Curiosidades del galgo italiano que te sorprenderán

7 agosto, 2019 - Marta Benayas

Cada perro es un mundo. Aunque generalizar no es lo más adecuado y cada uno tiene su propio carácter, lo cierto es que dentro de la gran diversidad de razas que existen cada una presenta una serie de rasgos similares que facilita mucho el trabajo a la hora de su identificación o estudio.

En este artículo vamos a hablar del galgo italiano, un tipo de perro con cuya jovial personalidad y elegante físico cada día enamora a más personas.

Curiosidades sobre el galgo italiano

Como su nombre indica, está emparentado con el galgo y el whippet, aunque su tamaño es mucho más pequeño. Suele pesar en torno a los 4 kilos y medir unos 30cm de alto, otra de las diferencias más notables está en la forma de la frente, más redondeada.

Además de galgo italiano se le conoce como lebrel, palabra que proviene del francés que hace referencia a la caza de liebres que se atribuye a los ejemplares que corren mucho y tienen instinto de caza, como en este caso.

Son perros muy rápidos (Istock)

Es una raza muy antigua cuyos orígenes se relacionan con las culturas mesopotámicas y egipcias. De hecho se han encontrado algunos ejemplares de estos perros en tumbas de faraones.

En la época renacentista era una de las razas favoritas de la nobleza por su porte y elegancia por lo que no es raro verlo representado en muchas de las pinturas de la época.

Tal y como se mencionaba antes, es una de las razas que más corren y a pesar de su pequeño tamaño no tiene dificultades para saltar, brincar y superarse a sí mismo en cada carrera.

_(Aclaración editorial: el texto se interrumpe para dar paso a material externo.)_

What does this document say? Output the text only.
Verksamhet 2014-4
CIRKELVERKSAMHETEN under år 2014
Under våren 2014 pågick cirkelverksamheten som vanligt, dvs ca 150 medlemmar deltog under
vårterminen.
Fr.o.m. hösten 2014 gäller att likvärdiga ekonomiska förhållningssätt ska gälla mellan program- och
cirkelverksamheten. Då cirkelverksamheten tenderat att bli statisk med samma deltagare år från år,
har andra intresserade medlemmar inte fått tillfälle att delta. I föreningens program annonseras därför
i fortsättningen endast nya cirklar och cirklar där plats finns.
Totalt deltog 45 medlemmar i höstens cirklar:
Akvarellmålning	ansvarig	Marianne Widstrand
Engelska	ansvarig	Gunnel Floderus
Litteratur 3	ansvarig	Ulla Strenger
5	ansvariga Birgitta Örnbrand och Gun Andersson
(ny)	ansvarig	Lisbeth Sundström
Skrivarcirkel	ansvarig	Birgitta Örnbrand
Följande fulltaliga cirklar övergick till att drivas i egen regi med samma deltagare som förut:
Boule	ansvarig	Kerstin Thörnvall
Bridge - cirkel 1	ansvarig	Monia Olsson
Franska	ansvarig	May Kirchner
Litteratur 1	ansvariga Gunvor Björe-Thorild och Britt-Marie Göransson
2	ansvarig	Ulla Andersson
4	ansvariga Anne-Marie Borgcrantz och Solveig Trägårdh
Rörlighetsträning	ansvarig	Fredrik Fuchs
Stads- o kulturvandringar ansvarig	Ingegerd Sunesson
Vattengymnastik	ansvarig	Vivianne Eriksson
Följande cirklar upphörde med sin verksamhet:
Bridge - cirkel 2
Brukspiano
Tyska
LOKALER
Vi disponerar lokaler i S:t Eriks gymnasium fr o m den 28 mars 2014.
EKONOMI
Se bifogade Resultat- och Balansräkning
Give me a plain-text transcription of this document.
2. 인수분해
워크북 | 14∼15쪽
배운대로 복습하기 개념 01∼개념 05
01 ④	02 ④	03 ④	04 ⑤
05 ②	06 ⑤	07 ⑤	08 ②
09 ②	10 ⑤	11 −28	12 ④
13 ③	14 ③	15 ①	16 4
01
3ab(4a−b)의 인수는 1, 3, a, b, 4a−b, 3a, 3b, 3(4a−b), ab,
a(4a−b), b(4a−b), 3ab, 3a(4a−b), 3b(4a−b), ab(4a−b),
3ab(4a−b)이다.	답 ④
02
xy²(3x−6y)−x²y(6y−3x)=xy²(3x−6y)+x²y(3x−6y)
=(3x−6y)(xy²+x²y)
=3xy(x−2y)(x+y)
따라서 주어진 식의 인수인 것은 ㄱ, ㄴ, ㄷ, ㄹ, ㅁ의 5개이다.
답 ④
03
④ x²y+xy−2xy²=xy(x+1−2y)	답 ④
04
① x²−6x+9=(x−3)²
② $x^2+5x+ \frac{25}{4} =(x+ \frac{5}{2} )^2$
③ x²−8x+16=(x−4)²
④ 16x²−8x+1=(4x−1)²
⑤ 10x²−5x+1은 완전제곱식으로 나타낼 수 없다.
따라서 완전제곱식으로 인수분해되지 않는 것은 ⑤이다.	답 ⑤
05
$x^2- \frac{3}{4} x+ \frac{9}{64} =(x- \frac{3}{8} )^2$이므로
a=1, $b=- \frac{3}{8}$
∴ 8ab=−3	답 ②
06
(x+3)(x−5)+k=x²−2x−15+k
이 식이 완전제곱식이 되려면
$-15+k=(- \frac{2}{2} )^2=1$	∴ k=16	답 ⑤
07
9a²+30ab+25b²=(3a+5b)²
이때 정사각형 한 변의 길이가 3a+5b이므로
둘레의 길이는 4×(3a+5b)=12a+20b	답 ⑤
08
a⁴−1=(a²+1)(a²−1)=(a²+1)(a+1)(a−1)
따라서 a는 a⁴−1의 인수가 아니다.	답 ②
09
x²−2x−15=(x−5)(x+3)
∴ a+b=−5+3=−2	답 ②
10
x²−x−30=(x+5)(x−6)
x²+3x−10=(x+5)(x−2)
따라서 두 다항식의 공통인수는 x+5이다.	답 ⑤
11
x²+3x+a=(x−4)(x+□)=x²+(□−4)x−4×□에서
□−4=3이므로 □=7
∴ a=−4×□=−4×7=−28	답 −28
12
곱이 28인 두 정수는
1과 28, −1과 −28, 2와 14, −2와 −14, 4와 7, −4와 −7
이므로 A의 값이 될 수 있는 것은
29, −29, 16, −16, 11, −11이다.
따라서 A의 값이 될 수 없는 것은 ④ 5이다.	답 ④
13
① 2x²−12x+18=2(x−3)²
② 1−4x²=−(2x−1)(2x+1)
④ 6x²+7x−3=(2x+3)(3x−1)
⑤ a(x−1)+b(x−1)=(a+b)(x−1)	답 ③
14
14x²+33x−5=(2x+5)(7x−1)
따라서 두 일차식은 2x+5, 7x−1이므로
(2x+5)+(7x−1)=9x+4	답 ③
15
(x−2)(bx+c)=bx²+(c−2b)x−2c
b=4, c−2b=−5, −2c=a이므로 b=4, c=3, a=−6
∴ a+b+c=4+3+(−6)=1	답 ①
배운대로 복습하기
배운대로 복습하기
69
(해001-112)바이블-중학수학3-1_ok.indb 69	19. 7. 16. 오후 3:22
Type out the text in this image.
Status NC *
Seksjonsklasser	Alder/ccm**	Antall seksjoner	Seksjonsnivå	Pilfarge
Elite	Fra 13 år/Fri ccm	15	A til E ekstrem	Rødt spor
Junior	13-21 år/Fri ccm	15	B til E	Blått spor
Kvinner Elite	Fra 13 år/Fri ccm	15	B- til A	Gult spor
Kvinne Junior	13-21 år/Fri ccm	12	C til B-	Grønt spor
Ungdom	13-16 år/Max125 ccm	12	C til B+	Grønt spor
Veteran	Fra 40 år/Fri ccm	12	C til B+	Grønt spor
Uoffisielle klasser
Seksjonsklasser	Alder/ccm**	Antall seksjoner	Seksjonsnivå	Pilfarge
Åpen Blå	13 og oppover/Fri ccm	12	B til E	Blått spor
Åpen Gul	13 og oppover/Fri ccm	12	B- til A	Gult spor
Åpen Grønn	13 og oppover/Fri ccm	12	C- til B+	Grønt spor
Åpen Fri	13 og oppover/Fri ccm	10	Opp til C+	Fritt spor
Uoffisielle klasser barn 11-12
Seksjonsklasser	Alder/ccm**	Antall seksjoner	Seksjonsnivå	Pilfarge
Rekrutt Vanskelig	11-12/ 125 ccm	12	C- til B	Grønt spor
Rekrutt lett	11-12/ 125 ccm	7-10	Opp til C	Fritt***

De hecho, puede alcanzar la misma velocidad que los galgos grandes de unos 60km/h. Al ser bastante nerviosos el cuerpo les pide movimiento a todas horas, así que si te planteas tener uno quizás debas tener en cuenta que te tocará salir a pasear largas horas.

Su constitución es delgada (Istock)

En cuanto a su carácter, aunque sean bastante activos en casa son muy cariñosos y les gusta la tranquilidad. Los niños les encantan y en ellos encontrarán el compañero de aventuras perfecto.

Su pelaje es muy corto y fácil de mantener, con un baño cada 3 semanas será suficiente. Eso sí, es importante que lo cepilles con regularidad.

Debido a su constitución delgada y su pelaje suelen ser bastante frioleros, así que en invierno una mantita y jersey no están de más.